韓国裁判所、SKグループ会長の崔泰源に「世紀の離婚」で6億4000万ドルの支払いを命じる
重要ポイント
- •ソウル高等裁判所は盧素英氏への離婚財産分与を、以前命じられた1兆3800億ウォンから9440億ウォン(6億4000万ドル)に減額した。慰謝料2億ウォンは維持されている。
- •大法院は盧氏の父親による裏金をSKグループの成長への寄与として認めることはできないと判断し、控訴裁判所に再審理を命じた。
- •崔泰源氏の個人資産は、AIインフラに使用されるメモリチップの大手メーカーであるSKハイニックスの株価急騰により最近増加した。
- •崔氏は2017年に別の女性との交際とその女性との間に子供がいることを公に認めた後、離婚を申し立てた。

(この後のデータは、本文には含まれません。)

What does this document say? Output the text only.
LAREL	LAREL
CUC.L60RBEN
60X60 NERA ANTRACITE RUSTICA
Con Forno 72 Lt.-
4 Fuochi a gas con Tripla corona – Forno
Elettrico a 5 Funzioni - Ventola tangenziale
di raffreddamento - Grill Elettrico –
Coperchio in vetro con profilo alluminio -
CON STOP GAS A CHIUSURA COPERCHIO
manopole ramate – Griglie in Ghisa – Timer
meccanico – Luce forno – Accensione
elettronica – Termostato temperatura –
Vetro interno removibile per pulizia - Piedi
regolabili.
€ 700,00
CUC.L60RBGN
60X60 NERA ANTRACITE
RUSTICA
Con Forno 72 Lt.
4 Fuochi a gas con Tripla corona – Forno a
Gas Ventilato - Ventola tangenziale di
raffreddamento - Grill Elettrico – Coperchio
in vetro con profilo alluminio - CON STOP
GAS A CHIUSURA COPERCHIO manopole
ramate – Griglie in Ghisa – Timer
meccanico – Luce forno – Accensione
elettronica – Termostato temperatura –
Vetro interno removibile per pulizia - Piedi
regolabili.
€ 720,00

- •崔氏または盧氏のいずれかが今回の判決に対して上告した場合、本件は大法院に差し戻される可能性がある。

韓国の裁判所は金曜日、億万長者のSKグループ崔泰源(チェ・テウォン)会長に対し、元妻の盧素英(ノ・ソヨン)氏に9440億ウォン(6億4000万ドル)の支払いを命じた。この画期的な訴訟は国内メディアによって「世紀の離婚」と称されている。
SKグループは韓国第2位の同族系財閥であり、半導体、エネルギー、通信など幅広い事業を展開している。この和解金は同国史上最大規模の離婚財産分与の一つであり、国経済を支配する財閥家族への富と支配力の集中に関する疑問を投げかけていることもあり、世間の強い関心を集めている。
ソウル高等裁判所の判決は、今年前半に大法院が上級裁判所に対し、崔氏と元韓国大統領盧泰愚(ノ・テウ)の娘である盧氏の間の離婚訴訟についてさらなる審理を行うよう命じたことを受けるものである。
ソウルの美術館館長を務める盧氏に対する今回の判決額は、高等裁判所が以前命じた1兆3800億ウォン(9億4000万ドル)の和解金を下回るものであった。崔氏には以前、2億ウォン(130万ドル)の慰謝料支払いも命じられていた。
崔氏の個人資産はここ数か月間増加しており、これは世界的な人工知能ブームの中でSKグループの半導体事業会社であるSKハイニックスの株価が急騰したことが要因である。SKハイニックスはAIアクセラレーターに使用される高帯域幅メモリなどメモリチップの世界的な大手メーカーであり、AIインフラへの需要急増に伴い企業価値が急激に上昇している。
高等裁判所の以前の判決は、盧氏の父親が大統領在任中にSKへ300億ウォン(2040万ドル)の裏金を提供したとの認定を部分的に基礎としていた。しかし大法院は、これらの資金を同社の成長に対する法的な寄与として認めることはできないと判断した。
崔氏と盧氏は1988年に結婚し、3人の子供がいる。崔氏は2017年に別の女性と交際関係にあり、その女性との間に子供がいることを公表した後、離婚を申し立てた。
本件は、崔氏または盧氏のいずれかが上告を提起した場合、大法院に差し戻される可能性がある。盧氏は金曜日の高等裁判所の審理に出席しなかった。
崔氏は現在、李在明(イ・ジェミョン)大統領に同行して米国を訪問する韓国ビジネスリーダー代表団の一員である。大統領は金曜日にサンフランシスコでAnthropicのダリオ・アモデイCEO、OpenAIのサム・アルトマンCEO、NVIDIAのジェンスン・フアンCEOなど著名な米国テクノロジー企業の経営陣と会談する予定であり、韓国のAI・半導体分野への投資促進を図っている。